Но Вика уже никак не могла остановиться. Она обняла измученную женщину и рыдала у нее на плече, желая поведать, что все намного ужаснее, что она сама, своими руками расписалась в том, что единственное родное существо ей не нужно, что оно стоит у нее на дороге, не пуская ее дальше, а она слишком слаба духом и себялюбива, чтобы взять его на руки и идти вдвоем. Что «малыш» уже почти взрослый человек, и что у нее уже ничего не будет.
Наконец, застыдившись и взяв себя в руки, она отстранилась. Никита уже не плакал, а с удивлением смотрел на эту странную незнакомую тетку. Лариса устало улыбнулась:
— Держись, мы должны быть сильными. Жестоко, конечно, но никто не поможет, если ты сама себе не поможешь… Я это хорошо знаю, — она глянула на ребенка и светло улыбнулась ему. — Но у меня есть мой сынок, и не справляться я не могу.
— Плохой отец? — предположила Вика, утирая слезы бумажным платочком.
— Да, — вздохнула Данилина. — Скорее его отсутствие… Вернее, не совсем так, но, — и она, засмеявшись своей путанице, только махнула рукой. — Может, в кафе? Тут недалеко, вам нужно успокоиться, да и я не отказалась бы от кружечки кофе — с утра еще не ела, да и ребенка покормить надо. Вроде бы сад должен облегчать жизнь, а выходит наоборот — пока отвезешь с утра, пока обратно дойдешь, успеешь всего-ничего, а там уже беги обратно…
— Мой парень умер, — зачем-то сказала Вика, не подумав, что эта информация вовсе не совпадает с жизнеописанием настоящей Трисс. — И я ребенка потеряла от стресса…
Лариса немного помолчала, а затем сказала:
— Не понимаю, зачем жизнь так нас испытывает. В одном дает, в другом отнимает, — Вика видела, что ей необходимо выговориться, поэтому услужливо молчала. — Может быть, потому что люди могут быть хороши лишь в чем-то одном? Один хороший муж, но не умеет работать. Другой любит работать и хорошо зарабатывает, но зануда и тупица. Другой прекрасный собеседник и друг, но плохой любовник. Третий хороший отец, но ни к чему больше не годен… Или потому, что в разное время мы видим в человеке разное?

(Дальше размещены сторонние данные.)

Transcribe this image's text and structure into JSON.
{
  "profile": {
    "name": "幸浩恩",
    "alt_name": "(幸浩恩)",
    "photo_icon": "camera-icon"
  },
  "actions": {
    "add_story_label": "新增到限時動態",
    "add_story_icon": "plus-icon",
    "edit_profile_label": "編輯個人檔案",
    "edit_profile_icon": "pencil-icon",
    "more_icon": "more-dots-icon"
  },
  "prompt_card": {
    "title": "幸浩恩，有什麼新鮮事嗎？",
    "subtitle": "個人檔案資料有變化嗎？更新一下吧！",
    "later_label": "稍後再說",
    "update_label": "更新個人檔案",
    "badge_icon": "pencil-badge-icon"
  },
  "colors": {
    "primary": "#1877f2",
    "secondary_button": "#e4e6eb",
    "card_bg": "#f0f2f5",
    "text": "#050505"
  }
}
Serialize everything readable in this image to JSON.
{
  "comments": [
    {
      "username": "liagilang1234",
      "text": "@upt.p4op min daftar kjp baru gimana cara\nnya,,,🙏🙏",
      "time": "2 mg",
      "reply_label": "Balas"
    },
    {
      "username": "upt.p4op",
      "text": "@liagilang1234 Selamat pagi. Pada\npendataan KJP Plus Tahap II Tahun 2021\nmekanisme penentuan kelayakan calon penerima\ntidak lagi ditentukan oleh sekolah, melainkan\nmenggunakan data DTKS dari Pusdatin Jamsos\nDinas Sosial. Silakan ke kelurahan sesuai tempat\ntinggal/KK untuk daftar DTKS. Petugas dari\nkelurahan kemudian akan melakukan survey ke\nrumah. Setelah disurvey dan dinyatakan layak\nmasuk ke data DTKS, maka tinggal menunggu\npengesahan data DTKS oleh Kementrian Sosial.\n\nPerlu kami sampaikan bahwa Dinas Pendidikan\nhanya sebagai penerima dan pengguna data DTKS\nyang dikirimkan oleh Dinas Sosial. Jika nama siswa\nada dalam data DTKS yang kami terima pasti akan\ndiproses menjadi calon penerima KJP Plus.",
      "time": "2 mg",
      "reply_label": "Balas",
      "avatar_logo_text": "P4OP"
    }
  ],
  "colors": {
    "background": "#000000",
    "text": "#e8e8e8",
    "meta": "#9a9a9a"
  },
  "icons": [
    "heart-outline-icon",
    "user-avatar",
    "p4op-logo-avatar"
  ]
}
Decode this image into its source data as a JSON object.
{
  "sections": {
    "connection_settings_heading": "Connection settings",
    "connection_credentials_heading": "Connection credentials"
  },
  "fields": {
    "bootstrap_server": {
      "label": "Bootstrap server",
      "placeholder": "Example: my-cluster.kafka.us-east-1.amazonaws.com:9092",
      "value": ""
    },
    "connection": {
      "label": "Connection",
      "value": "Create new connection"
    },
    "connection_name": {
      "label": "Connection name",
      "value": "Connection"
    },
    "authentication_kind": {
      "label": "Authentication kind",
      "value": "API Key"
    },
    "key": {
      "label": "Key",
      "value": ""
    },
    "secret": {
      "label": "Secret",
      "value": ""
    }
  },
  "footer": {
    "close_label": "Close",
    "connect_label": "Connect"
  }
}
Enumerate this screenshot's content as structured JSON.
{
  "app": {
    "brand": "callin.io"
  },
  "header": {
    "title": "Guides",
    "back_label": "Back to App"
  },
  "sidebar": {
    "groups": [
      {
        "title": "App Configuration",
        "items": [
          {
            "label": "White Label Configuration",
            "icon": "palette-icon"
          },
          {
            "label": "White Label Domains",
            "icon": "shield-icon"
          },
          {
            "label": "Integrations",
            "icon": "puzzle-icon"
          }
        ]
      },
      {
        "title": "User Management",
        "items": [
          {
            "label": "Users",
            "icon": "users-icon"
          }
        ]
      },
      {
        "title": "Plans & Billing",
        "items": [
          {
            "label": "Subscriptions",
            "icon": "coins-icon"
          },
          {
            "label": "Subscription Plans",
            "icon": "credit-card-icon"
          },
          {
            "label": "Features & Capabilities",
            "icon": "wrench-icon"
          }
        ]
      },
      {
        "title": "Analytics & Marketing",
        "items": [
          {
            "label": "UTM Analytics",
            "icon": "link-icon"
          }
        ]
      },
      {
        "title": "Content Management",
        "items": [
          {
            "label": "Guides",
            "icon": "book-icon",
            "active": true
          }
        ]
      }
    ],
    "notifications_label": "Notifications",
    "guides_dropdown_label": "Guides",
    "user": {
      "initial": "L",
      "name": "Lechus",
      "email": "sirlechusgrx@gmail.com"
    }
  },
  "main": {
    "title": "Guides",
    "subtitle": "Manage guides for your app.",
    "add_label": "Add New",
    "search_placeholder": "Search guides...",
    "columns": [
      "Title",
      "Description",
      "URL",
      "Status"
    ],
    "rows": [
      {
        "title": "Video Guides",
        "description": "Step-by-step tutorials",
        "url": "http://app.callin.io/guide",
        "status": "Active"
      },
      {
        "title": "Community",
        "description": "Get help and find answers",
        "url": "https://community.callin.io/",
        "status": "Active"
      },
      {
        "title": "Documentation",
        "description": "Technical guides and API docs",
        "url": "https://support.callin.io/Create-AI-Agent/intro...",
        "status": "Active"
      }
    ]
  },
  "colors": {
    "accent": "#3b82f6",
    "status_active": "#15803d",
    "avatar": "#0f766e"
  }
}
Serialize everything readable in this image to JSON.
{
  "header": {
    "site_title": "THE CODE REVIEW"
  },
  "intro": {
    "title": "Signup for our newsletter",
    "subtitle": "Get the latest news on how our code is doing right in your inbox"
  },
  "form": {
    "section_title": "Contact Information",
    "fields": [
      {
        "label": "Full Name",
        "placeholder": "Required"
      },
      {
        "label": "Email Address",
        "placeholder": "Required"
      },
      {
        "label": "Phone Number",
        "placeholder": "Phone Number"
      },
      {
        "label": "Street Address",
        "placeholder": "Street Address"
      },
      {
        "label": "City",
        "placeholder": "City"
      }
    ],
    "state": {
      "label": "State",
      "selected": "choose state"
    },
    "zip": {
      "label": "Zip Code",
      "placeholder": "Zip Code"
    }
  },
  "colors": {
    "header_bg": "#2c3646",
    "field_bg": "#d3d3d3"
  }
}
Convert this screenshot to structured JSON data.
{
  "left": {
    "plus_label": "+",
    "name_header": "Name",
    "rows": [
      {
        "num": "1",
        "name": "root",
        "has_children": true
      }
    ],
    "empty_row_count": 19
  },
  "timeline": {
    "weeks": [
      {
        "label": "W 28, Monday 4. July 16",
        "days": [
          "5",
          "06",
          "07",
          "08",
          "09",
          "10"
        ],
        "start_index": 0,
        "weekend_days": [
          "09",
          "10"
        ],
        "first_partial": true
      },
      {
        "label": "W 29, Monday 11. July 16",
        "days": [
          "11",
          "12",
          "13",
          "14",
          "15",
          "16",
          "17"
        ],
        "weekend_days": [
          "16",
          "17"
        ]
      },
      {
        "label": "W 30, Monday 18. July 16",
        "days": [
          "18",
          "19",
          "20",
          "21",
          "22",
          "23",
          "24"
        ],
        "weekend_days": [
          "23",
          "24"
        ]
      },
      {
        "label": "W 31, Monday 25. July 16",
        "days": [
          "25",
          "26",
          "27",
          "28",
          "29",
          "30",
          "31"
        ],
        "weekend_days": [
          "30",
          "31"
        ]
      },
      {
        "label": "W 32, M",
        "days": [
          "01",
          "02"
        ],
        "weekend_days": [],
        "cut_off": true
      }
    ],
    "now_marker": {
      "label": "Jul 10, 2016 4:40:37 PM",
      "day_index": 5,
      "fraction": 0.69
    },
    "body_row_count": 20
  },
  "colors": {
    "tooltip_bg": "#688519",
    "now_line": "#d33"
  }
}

Ценим разное? — она глянула на Вику, словно спрашивая, можно ли ей еще говорить и, получив вежливый кивок, заговорила дальше. — Мы когда только встретились и стали жить вместе с Мишкой, я была на седьмом небе от счастья. У нас все было идеально — мы прекрасно проводили время, постоянно были какие-то интересные поездки, бесконечные разговоры о самых разных вещах, все чудесно в постели, и в работе у него все было хорошо. Я видела, как ему нравится делать свое дело, он творчески вообще ко всему относился. А потом, как я забеременела, все изменилось… Он как будто на мне крест поставил! А ведь я держала себя в форме и не зацикливалась, знаете как бывает у некоторых, на быте и детской теме… А он начал отдаляться. Потом как-то первый год пролетел в заботах незаметно, а когда я глаза раскрыла — рядом был совсем чужой человек, — она опять помолчала, и Вика тоже молчала, ожидая продолжения.
Они подошли к небольшому кафе в окружении пышных лавровишен, и заняли столик на улице под тентом. Бойкая девчоночка в фартуке приняла у них заказ. Данилина в задумчивости терла лоб, будто пытаясь себя разбудить, а Никита спокойно сидел на стуле, болтая ногами и оглядывая незнакомку. Она подметила, что мальчишка с интересом изучал медальон, который Трисс носила на шее — небольшой, круглый, посеребренный, в виде головы волка.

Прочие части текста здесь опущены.